Why Musk Wants the Whole Team in the Office.
- Senior staff must be “more visible.” Musk reminded everyone that when he ran around the factory floor, the line workers could see him hard at work. “If I hadn’t done that, Tesla would’ve been bankrupt long ago,” he wrote.
- “When was the last time a firm that doesn’t require a return to the office shipped a great new product? … Tesla will create and actually manufacture the most exciting and meaningful products on Earth. This won’t happen by phone‑in.”
Musk’s Recent Papyrus Excerpts
A Twitter follower posted a supplementary email that reportedly demanded executives to hit 40 hours or “depart Tesla.” In response, Musk sarcastically replied, “They should pretend to work somewhere else.”
Workers Are Voicing Concern
On Blind (the anonymous workplace chatter app), several employees lamented the potential mass exodus. “If there’s a mass exodus, how would Tesla finish projects? I don’t think investors would be happy about that,” wrote one voice. Another sighed, “Waiting for him to backpedal real quick.”
Health Advocacy Groups Call Out Mandatory In‑Office Policy
Steve Knight, executive director of Worksafe, warned that mandating a return for all employees is a recipe for COVID outbreaks, citing Tesla’s earlier “disregard for worker safety.” He pointed to the May 2020 reopening of a Fremont plant that ran counter to Alameda County lockdown orders, which, according to county data, resulted in 440 COVID cases from May through December.
Past COVID Stances by Musk
We’ve got a playlist of Musk’s COVID remarks: “Coronavirus panic is dumb,” he once mused; children “essentially immune”; later, he himself broke Covid‑19 twice.

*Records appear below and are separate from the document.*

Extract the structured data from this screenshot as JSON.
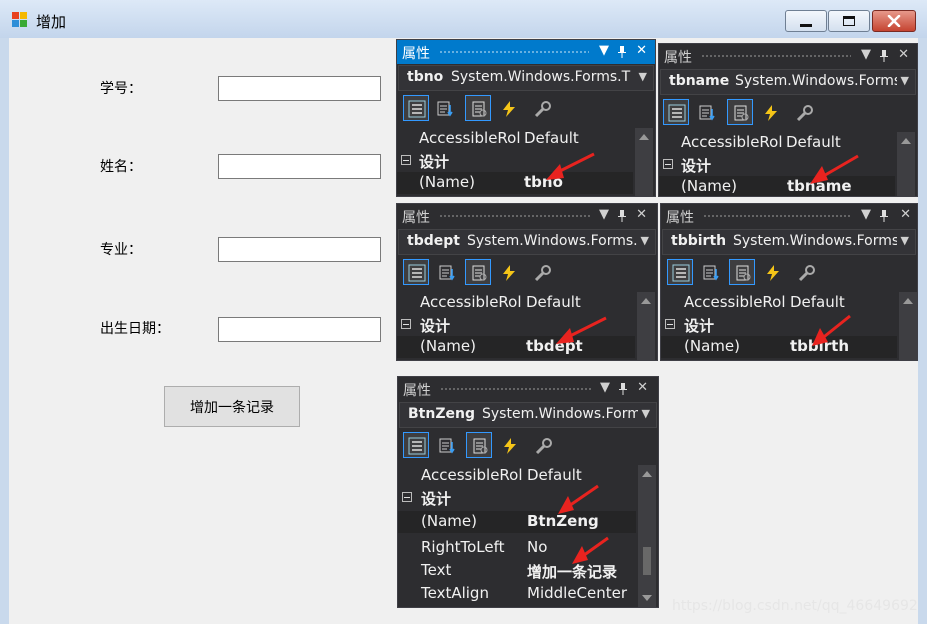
{
  "window": {
    "title": "增加"
  },
  "form": {
    "labels": {
      "xuehao": "学号：",
      "xingming": "姓名：",
      "zhuanye": "专业：",
      "chusheng": "出生日期："
    },
    "inputs": {
      "tbno": "",
      "tbname": "",
      "tbdept": "",
      "tbbirth": ""
    },
    "button_label": "增加一条记录"
  },
  "panels": [
    {
      "title": "属性",
      "object": "tbno",
      "type": "System.Windows.Forms.T",
      "active": true,
      "rows": [
        {
          "k": "AccessibleRol",
          "v": "Default"
        }
      ],
      "category": "设计",
      "name_row": {
        "k": "(Name)",
        "v": "tbno"
      }
    },
    {
      "title": "属性",
      "object": "tbname",
      "type": "System.Windows.Forms.Form",
      "active": false,
      "rows": [
        {
          "k": "AccessibleRol",
          "v": "Default"
        }
      ],
      "category": "设计",
      "name_row": {
        "k": "(Name)",
        "v": "tbname"
      }
    },
    {
      "title": "属性",
      "object": "tbdept",
      "type": "System.Windows.Forms.Form",
      "active": false,
      "rows": [
        {
          "k": "AccessibleRol",
          "v": "Default"
        }
      ],
      "category": "设计",
      "name_row": {
        "k": "(Name)",
        "v": "tbdept"
      }
    },
    {
      "title": "属性",
      "object": "tbbirth",
      "type": "System.Windows.Forms.Form",
      "active": false,
      "rows": [
        {
          "k": "AccessibleRol",
          "v": "Default"
        }
      ],
      "category": "设计",
      "name_row": {
        "k": "(Name)",
        "v": "tbbirth"
      }
    },
    {
      "title": "属性",
      "object": "BtnZeng",
      "type": "System.Windows.Forms.Form",
      "active": false,
      "rows": [
        {
          "k": "AccessibleRol",
          "v": "Default"
        }
      ],
      "category": "设计",
      "name_row": {
        "k": "(Name)",
        "v": "BtnZeng"
      },
      "extra_rows": [
        {
          "k": "RightToLeft",
          "v": "No"
        },
        {
          "k": "Text",
          "v": "增加一条记录"
        },
        {
          "k": "TextAlign",
          "v": "MiddleCenter"
        }
      ]
    }
  ],
  "panel_buttons": {
    "dropdown": "▼",
    "pin": "ᵖ",
    "close": "✕"
  },
  "icons": {
    "categorized": "categorized-icon",
    "alphabetical": "alphabetical-icon",
    "properties": "properties-icon",
    "events": "events-icon",
    "property_pages": "property-pages-icon"
  },
  "colors": {
    "accent": "#007acc",
    "dark_bg": "#2d2d30",
    "arrow": "#e8231f"
  },
  "watermark": "https://blog.csdn.net/qq_46649692"
}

Comparing Phoenix with the Prius
While Alphabet’s Google has boxed in employees to three office days a week (with many still fully remote), Twitter’s Parag Agrawal kept the doors open for a flexible hybrid approach. Tesla, by contrast, is going full‑stack on the in‑office mandate.
Final Thought
Elon Musk’s latest memo is a bold, if blustery, move: put the hands on the keyboard at a desk, not the palm on a laptop screen. It’ll be interesting to see if this cult of office devotion will keep Tesla pumping out gadgets or simply crush its workforce.